A ‘national epidemic’ of alcohol problems is not being tackled due to massive cuts to rehabilitation services, researchers have warned.
People with alcohol problems in England are less than half as likely to receive the right treatment as people in Scotland and Wales, due to cuts of more than £100m to services since reorganisation in 2012. The claims come from the alcohol addiction research team at King’s College London, which told the BBC that alcohol service budgets in England had decreased by around 30% since being handed to local authority control.

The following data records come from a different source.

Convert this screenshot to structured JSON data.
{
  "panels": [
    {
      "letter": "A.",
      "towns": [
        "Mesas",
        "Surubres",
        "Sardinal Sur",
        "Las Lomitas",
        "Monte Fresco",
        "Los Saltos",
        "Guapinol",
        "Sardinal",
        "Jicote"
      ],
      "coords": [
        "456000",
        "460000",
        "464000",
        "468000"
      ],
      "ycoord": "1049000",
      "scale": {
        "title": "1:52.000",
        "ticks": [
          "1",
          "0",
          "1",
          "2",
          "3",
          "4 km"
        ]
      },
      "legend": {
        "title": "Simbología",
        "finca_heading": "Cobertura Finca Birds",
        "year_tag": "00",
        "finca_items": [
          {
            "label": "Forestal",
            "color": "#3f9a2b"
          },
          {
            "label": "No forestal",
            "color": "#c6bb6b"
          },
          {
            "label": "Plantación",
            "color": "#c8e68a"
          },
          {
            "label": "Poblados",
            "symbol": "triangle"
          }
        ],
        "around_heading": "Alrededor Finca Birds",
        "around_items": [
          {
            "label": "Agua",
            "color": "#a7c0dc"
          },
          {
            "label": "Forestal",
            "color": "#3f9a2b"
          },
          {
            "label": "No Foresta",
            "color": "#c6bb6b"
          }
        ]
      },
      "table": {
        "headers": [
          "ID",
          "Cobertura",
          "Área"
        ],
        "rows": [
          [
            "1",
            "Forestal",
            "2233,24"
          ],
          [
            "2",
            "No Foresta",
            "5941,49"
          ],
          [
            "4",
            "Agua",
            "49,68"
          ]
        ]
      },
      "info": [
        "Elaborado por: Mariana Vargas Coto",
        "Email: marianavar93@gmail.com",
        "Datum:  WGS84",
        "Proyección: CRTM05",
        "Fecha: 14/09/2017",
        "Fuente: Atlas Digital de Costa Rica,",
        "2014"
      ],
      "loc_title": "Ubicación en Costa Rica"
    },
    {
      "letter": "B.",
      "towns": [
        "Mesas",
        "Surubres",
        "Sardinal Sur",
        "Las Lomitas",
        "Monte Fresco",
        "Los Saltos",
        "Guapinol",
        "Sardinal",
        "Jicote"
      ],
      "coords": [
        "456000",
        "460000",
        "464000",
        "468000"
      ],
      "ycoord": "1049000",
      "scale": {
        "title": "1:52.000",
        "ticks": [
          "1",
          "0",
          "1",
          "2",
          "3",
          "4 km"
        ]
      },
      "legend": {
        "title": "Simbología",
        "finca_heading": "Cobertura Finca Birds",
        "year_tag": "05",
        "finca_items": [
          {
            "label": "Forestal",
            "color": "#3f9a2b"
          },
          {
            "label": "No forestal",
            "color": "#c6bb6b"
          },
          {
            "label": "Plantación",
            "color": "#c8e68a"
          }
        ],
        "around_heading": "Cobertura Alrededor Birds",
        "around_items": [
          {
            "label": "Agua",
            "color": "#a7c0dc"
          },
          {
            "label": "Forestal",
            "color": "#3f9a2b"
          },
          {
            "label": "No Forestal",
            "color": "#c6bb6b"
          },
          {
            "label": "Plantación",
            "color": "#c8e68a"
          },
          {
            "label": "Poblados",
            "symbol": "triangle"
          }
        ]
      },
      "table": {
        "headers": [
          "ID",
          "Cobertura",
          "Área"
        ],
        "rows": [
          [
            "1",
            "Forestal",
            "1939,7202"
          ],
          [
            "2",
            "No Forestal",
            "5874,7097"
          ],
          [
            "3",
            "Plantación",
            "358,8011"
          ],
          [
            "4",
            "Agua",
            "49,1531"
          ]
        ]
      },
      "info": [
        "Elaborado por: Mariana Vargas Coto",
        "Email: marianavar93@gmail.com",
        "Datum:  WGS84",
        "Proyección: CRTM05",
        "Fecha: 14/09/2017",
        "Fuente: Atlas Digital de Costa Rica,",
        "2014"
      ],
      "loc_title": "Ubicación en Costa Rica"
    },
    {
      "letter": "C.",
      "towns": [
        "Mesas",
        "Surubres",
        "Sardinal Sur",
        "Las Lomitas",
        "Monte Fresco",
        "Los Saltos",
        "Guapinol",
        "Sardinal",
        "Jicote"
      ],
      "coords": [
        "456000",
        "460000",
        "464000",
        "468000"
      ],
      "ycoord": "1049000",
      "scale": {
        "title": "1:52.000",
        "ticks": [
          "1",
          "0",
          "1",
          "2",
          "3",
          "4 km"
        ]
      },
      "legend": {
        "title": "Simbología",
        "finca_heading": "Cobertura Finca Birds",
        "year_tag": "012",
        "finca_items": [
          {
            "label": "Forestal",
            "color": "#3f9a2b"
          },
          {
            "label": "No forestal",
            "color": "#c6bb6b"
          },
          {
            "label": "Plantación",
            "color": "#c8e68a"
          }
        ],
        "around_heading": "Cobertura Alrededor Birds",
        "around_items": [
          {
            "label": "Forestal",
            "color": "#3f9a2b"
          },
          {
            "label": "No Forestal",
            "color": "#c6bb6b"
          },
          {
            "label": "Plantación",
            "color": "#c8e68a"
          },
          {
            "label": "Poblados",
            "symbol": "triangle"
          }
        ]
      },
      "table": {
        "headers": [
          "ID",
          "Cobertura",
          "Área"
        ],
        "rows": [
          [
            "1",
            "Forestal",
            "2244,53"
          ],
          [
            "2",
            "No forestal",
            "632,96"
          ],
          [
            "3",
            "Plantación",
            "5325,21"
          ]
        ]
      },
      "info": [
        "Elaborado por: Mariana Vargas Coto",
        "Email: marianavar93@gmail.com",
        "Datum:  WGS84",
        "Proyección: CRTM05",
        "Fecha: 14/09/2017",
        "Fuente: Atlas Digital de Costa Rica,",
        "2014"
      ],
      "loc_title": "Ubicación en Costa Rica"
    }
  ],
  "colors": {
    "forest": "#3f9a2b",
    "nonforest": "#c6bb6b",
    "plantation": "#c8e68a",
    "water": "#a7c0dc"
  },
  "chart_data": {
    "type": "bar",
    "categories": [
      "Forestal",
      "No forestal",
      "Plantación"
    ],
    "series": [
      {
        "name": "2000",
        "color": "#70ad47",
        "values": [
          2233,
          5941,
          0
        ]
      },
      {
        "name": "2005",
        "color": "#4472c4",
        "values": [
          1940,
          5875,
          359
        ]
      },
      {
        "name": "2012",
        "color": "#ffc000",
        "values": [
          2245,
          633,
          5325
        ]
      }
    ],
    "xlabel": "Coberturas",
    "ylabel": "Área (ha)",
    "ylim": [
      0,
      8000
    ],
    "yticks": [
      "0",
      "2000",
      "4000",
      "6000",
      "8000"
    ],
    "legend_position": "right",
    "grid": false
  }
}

The findings come just weeks after another King’s study revealing that one in 10 patients admitted to hospital in the UK is alcohol dependent, while one in five patients uses alcohol harmfully. The researchers have called for universal screening in hospitals for alcohol-related problems, as well as improved training for hospital staff around alcohol-related conditions.
In England, hospital admissions for alcohol-related conditions have risen by 17% in the past decade. In comparison, in Scotland and Wales there has been an investment in alcohol treatment services and people with alcohol dependency are two and a half times more likely to be able to access specialist treatment.
Colin Drummond, professor of addiction services at King's, told the BBC: "The services that are being cut have a strong evidence base of effectiveness and cost-effectiveness. For every £1 you spend on treatment, you save over £3 in NHS and social care costs, so cutting these services is a false economy."
In the earlier research, the same team found that alcohol-related conditions in NHS hospitals were approximately 20 to 30 times higher than official government statistics suggested.
Lead researcher Dr Emmert Roberts said: “Many doctors are aware that alcohol-related conditions are common among hospital inpatients, but our results suggest the problem is much bigger than anecdotally assumed. Dedicated inpatient alcohol care teams are needed to ensure this widespread problem is being addressed, particularly in the context of diminishing numbers of specialist community alcohol services in the UK.”
NHS England announced earlier this year that, under its 10-year plan, it wants to create alcohol care teams (ACTs) in a quarter of hospitals with the highest rates of alcohol-related admissions. Alcohol-related conditions are estimated to cost the NHS £3.5b per year.
Consuming too much alcohol can lead to cirrhosis and liver disease and failure, as well as contributing to weight gain, which in itself can result in a number of health issues. Last year, TV presenter Adrian Chiles revealed he was drinking up to 100 units of alcohol a week and urged other so-called ‘social drinkers’ to be honest with themselves about their intake.
Men and women are advised to drink no more than 14 units per week, which is the equivalent of six pints of average-strength beer or 10 small glasses of low-strength wine. It’s also a good idea to have several alcohol-free days each week and spread out alcohol units over time, rather than consume them all in one session.